Ciacconio took the rat by the tail with his two clawed fingers and let it hang. From the rat's mouth into the greyish water there ran a fine stream of blood. Ciacconio lowered his head, observing the unexpected phenomenon with an air of surprise.
"Gfrrrlubh," he commented thoughtfully.
"Mortified, bloodified, maldistempered," explained Ugonio.
"How does he know that it was ill?" I asked.
"Ciacconio loves these little animals very much, is that not so?" intervened Abbot Melani.
Ciacconio nodded affirmatively, showing with an ingenuous and bestial smile his horrible yellow teeth.
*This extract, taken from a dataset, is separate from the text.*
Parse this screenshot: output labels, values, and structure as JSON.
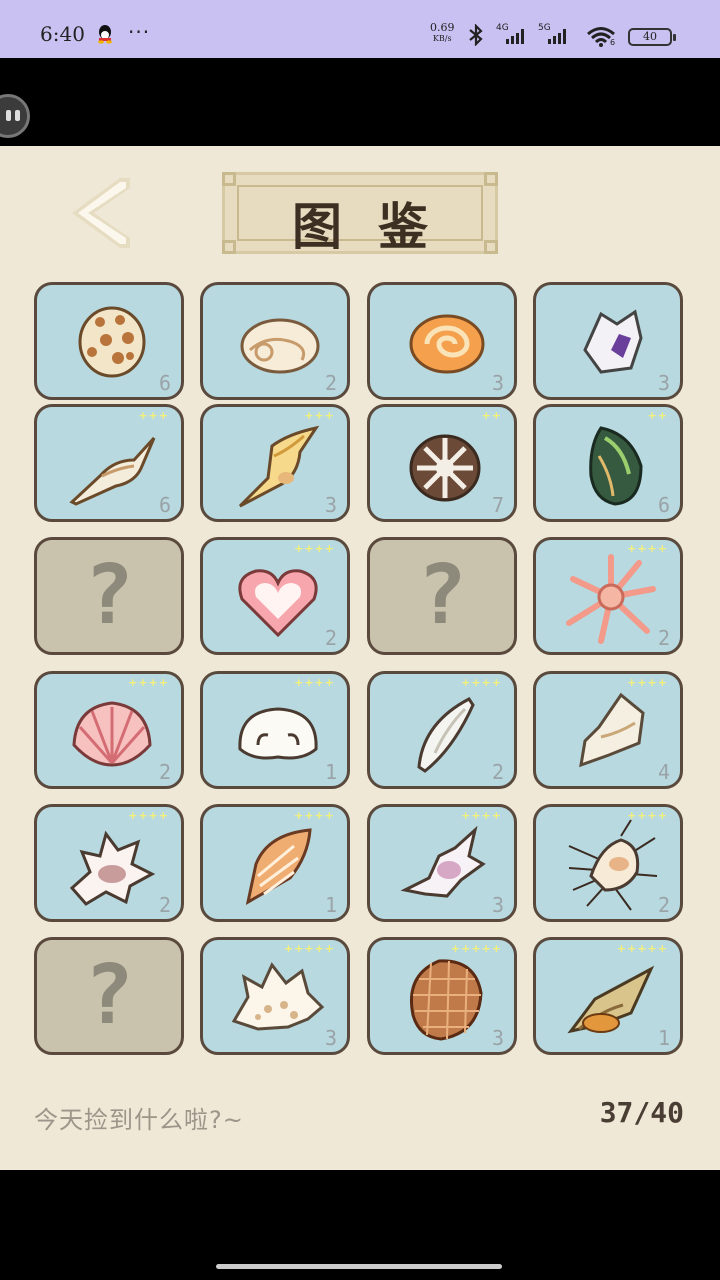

We continued on our way, moving beyond the stretch of gallery soaked by the flood from the sewers. Everything suggested that the leakage was recent and that normally we should have found there no trace of water. As for the rat, this was no lone discovery. We soon came across three more dead rodents, more or less of the same dimensions as the first one. Ciacconio inspected them: all bled abundantly from the mouth because, said the corpisantari, of some undefined illness. Here was yet another encounter with blood: first, the bloodstained page from the Bible, then the phial, now these rats.